The two researchers will share SKr11mn ($1.06mn) for their discovery of micro ribonucleic acid (microRNA) and its involvement in gene regulation, the Nobel Assembly said on Monday as it announced the first of its six annual awards.
Genes are the units of heredity passed from one generation to the next that determine physical and biological characteristics. MicroRNA has proved to be hugely important to understanding how organisms develop and function normally — and what has gone wrong when they do not.
The Nobel Assembly in Stockholm lauded Ambros and Ruvkun’s discovery as “seminal” and “unexpected”, revealing “a new dimension to gene regulation, essential for all complex lifeforms”.
“Their pioneering work into gene regulation by microRNAs paved the way for groundbreaking research into novel therapies for devastating diseases such as epilepsy,” said Janosch Heller, assistant professor in biomedical Sciences at Dublin City University. “[They] also opened our eyes to the wonderful machinery that controls what is happening in our cells.”
The prize-winning pair’s discovery transformed understanding of gene regulation thought to have been settled in the 1960s. Researchers then had established a mechanism involving DNA, the bearer of genetic information, and messenger RNA (mRNA), which carries instructions to synthesise crucial proteins.

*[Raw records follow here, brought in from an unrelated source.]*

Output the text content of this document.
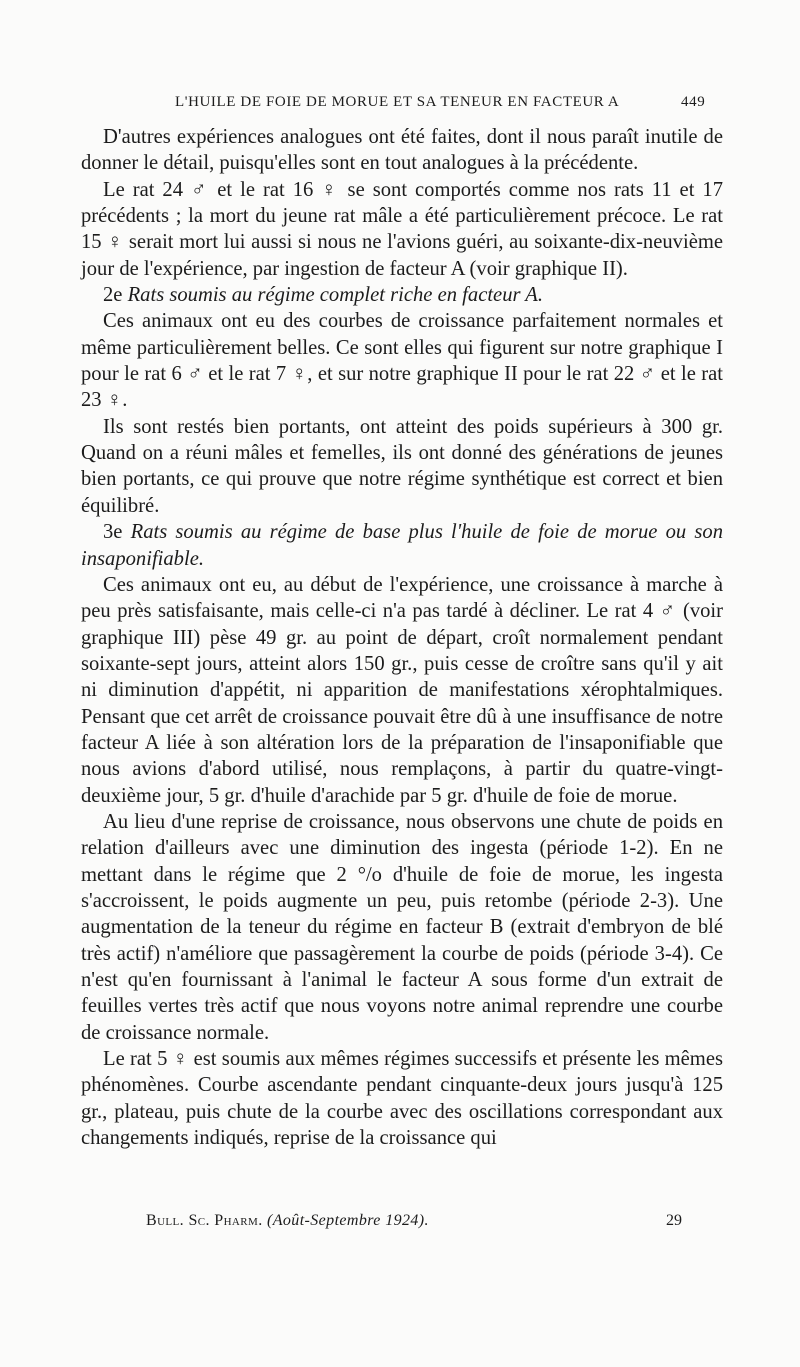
L'HUILE DE FOIE DE MORUE ET SA TENEUR EN FACTEUR A	449

D'autres expériences analogues ont été faites, dont il nous paraît inutile de donner le détail, puisqu'elles sont en tout analogues à la précédente.

Le rat 24 ♂ et le rat 16 ♀ se sont comportés comme nos rats 11 et 17 précédents ; la mort du jeune rat mâle a été particulièrement précoce. Le rat 15 ♀ serait mort lui aussi si nous ne l'avions guéri, au soixante-dix-neuvième jour de l'expérience, par ingestion de facteur A (voir graphique II).

2e Rats soumis au régime complet riche en facteur A.

Ces animaux ont eu des courbes de croissance parfaitement normales et même particulièrement belles. Ce sont elles qui figurent sur notre graphique I pour le rat 6 ♂ et le rat 7 ♀, et sur notre graphique II pour le rat 22 ♂ et le rat 23 ♀.

Ils sont restés bien portants, ont atteint des poids supérieurs à 300 gr. Quand on a réuni mâles et femelles, ils ont donné des générations de jeunes bien portants, ce qui prouve que notre régime synthétique est correct et bien équilibré.

3e Rats soumis au régime de base plus l'huile de foie de morue ou son insaponifiable.

Ces animaux ont eu, au début de l'expérience, une croissance à marche à peu près satisfaisante, mais celle-ci n'a pas tardé à décliner. Le rat 4 ♂ (voir graphique III) pèse 49 gr. au point de départ, croît normalement pendant soixante-sept jours, atteint alors 150 gr., puis cesse de croître sans qu'il y ait ni diminution d'appétit, ni apparition de manifestations xérophtalmiques. Pensant que cet arrêt de croissance pouvait être dû à une insuffisance de notre facteur A liée à son altération lors de la préparation de l'insaponifiable que nous avions d'abord utilisé, nous remplaçons, à partir du quatre-vingt-deuxième jour, 5 gr. d'huile d'arachide par 5 gr. d'huile de foie de morue.

Au lieu d'une reprise de croissance, nous observons une chute de poids en relation d'ailleurs avec une diminution des ingesta (période 1-2). En ne mettant dans le régime que 2 °/o d'huile de foie de morue, les ingesta s'accroissent, le poids augmente un peu, puis retombe (période 2-3). Une augmentation de la teneur du régime en facteur B (extrait d'embryon de blé très actif) n'améliore que passagèrement la courbe de poids (période 3-4). Ce n'est qu'en fournissant à l'animal le facteur A sous forme d'un extrait de feuilles vertes très actif que nous voyons notre animal reprendre une courbe de croissance normale.

Le rat 5 ♀ est soumis aux mêmes régimes successifs et présente les mêmes phénomènes. Courbe ascendante pendant cinquante-deux jours jusqu'à 125 gr., plateau, puis chute de la courbe avec des oscillations correspondant aux changements indiqués, reprise de la croissance qui

Bull. Sc. Pharm. (Août-Septembre 1924).	29
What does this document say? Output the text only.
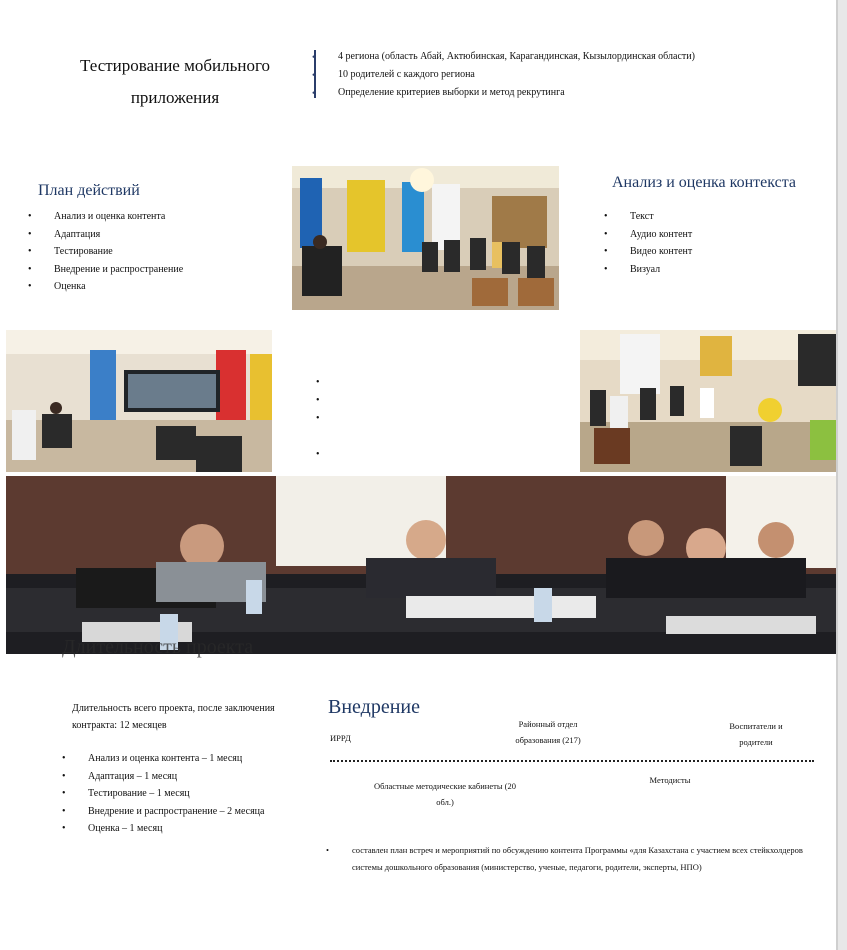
Тестирование мобильного приложения
• 4 региона (область Абай, Актюбинская, Карагандинская, Кызылординская области)
• 10 родителей с каждого региона
• Определение критериев выборки и метод рекрутинга
План действий
• Анализ и оценка контента
• Адаптация
• Тестирование
• Внедрение и распространение
• Оценка
Анализ и оценка контекста
• Текст
• Аудио контент
• Видео контент
• Визуал
•
•
•

•
Длительность проекта
Длительность всего проекта, после заключения контракта: 12 месяцев
• Анализ и оценка контента – 1 месяц
• Адаптация – 1 месяц
• Тестирование – 1 месяц
• Внедрение и распространение – 2 месяца
• Оценка – 1 месяц
Внедрение
ИРРД
Районный отдел образования (217)
Воспитатели и родители
Областные методические кабинеты (20 обл.)
Методисты
• составлен план встреч и мероприятий по обсуждению контента Программы «для Казахстана с участием всех стейкхолдеров системы дошкольного образования (министерство, ученые, педагоги, родители, эксперты, НПО)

In this method, specialised proteins known as transcription factors bound themselves to specific regions in DNA, determining which types of mRNA were produced.
The Nobel Prize-winning breakthrough that revolutionised this model began with observations of a 1mm-long roundworm named Caenorhabditis elegans (C. elegans).
Ruvkun, born in 1952, and Ambros, born the following year, studied the creature as post-doctoral fellows in the late 1980s in the laboratory of Robert Horvitz, himself a Nobel Prize co-winner in 2002.
C. elegans is favoured by researchers because it contains within its tiny body specialist cell types such as nerves and muscles, making it a good model for bigger and more complex animals.
In the early 1990s, the researchers began finding results that appeared to show a new mechanism of gene regulation. Ambros, working at Harvard university, and Ruvkun, based at Massachusetts General Hospital and Harvard Medical School, realised they had discovered microRNA.
Further research has revealed that microRNA has been influencing gene regulation for hundreds of millions of years and has played a critical role in the evolution of complex organisms.
More than 1,000 types of microRNA have been identified and they are fundamental to the development of healthy cells and tissues. Abnormal functioning of microRNA can contribute to diseases from cancers to hearing loss, eye damage and skeletal disorders.
MicroRNA networks are observed to be disrupted in many tumours, offering avenues for research into potential cancer treatments.
Ambros is now a professor of natural science at the University of Massachusetts Medical School. Ruvkun is an investigator at Massachusetts General Hospital and Harvard Medical School.